On my ZX Spectrum 48K this program executes in 4685 frames, i.e. in 4685/50 ~ 93.7 seconds. This is a link to my program, so that you can try running it yourself. Therefore, the characters in Eco's book, who just spent half an hour writing this code, will have to wait for another 1.5 minutes to get the result they needed.
I also implemented your approach for 6 letter inputs, with the same instrumentation. The code looks as follows:
10 REM ANAGRAMME
20 DIM A$(6): INPUT A$(1),A$(2),A$(3),A$(4),A$(5),A$(6)

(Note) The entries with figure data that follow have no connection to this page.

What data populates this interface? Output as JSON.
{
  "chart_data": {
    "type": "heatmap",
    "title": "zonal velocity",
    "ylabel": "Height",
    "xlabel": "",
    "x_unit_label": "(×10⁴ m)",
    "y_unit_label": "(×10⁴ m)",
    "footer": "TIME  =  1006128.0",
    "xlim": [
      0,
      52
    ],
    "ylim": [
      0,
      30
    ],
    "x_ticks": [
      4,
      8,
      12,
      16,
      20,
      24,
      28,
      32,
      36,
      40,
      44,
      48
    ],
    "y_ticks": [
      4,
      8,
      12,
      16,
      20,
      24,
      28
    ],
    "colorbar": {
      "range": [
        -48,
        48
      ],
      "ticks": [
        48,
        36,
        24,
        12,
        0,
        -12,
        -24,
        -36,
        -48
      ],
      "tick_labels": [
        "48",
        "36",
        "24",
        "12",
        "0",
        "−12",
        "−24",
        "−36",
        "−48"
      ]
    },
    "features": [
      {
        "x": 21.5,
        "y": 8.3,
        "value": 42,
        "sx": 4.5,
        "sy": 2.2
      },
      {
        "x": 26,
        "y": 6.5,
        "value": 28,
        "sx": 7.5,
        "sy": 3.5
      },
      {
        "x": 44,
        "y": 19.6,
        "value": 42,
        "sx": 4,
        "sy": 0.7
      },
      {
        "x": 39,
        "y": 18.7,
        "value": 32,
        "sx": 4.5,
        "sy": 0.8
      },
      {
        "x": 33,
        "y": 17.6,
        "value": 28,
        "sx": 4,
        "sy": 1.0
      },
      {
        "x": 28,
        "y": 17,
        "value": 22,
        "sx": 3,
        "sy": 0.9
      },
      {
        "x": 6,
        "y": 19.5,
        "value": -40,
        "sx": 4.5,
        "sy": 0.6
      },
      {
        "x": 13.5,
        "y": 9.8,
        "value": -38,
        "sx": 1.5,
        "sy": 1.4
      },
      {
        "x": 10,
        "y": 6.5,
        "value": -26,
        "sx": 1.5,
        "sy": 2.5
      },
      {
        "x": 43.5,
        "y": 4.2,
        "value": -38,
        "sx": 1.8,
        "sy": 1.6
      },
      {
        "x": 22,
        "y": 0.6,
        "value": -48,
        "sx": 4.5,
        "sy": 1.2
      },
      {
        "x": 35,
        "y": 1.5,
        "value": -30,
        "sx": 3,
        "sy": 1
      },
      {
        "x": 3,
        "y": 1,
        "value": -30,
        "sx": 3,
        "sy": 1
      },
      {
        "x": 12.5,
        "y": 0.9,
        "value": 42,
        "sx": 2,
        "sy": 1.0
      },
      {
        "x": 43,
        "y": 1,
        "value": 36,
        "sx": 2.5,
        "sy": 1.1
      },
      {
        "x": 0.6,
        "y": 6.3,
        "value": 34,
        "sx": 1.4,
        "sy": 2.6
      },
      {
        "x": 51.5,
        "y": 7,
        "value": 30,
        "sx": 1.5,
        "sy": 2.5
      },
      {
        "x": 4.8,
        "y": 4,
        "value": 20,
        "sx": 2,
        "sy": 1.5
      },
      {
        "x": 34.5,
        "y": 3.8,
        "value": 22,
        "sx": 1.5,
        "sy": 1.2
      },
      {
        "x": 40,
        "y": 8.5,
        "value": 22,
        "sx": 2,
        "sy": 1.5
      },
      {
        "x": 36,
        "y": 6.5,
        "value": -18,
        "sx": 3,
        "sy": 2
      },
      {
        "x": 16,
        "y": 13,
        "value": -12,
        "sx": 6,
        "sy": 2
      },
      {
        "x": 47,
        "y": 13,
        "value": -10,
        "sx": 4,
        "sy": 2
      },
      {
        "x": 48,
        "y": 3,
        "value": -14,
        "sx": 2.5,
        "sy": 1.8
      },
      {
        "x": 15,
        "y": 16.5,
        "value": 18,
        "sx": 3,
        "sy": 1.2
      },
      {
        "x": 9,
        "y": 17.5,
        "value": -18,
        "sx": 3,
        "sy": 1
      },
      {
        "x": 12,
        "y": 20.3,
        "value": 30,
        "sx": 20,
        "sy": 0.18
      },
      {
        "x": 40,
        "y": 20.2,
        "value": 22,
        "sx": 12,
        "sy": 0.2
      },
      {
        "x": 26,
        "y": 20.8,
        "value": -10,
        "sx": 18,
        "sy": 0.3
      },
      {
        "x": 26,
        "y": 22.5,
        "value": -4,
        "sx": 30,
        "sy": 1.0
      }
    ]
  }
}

30 POKE 23672,0: POKE 23673,0: POKE 23674,0: POKE 23672,0
40 FOR I=1 TO 6
50 FOR J=1 TO 6
60 FOR K=1 TO 6
70 FOR L=1 TO 6
80 FOR M=1 TO 6
90 FOR N=1 TO 6
100 IF I=J OR I=K OR I=L OR I=M OR I=N OR J=K OR J=L OR J=M OR J=N OR K=L OR K=M OR K=N OR L=M OR L=N OR M=N THEN GO TO 120
110 POKE 23692,0: PRINT A$(I);A$(J);A$(K);A$(L);A$(M);A$(N);" ";
120 NEXT N
130 NEXT M
140 NEXT L
150 NEXT K
160 NEXT J
170 NEXT I
180 PRINT "T = ";65536*PEEK 23674+256*PEEK 23673+PEEK 23672
It outputs all of the necessary permutations in 137118 frames, i.e. in 137118/50 ~ 2742 sec ~ over 45 minutes. Run it in your favourite emulator, to verify my findings. So, even if you were to write this program in two minutes, as you claimed in your post, you'd still have to wait for quarter an hour longer than Eco's characters just to get the necessary outputs computed.
Summary
Interpreted BASIC on the 1980s microcomputers was slow enough to justify having to use the correct approach to generating permutations without repetitions, esp. in the case of 6 letters.
Fundamentally, the difference in the number of permutations with and without repetitions is so large that it would make a difference even on the modern desktop PC. You won't notice this difference for a small number of letters, but for larger values of N, the computational complexity will once again dominate the proceedings.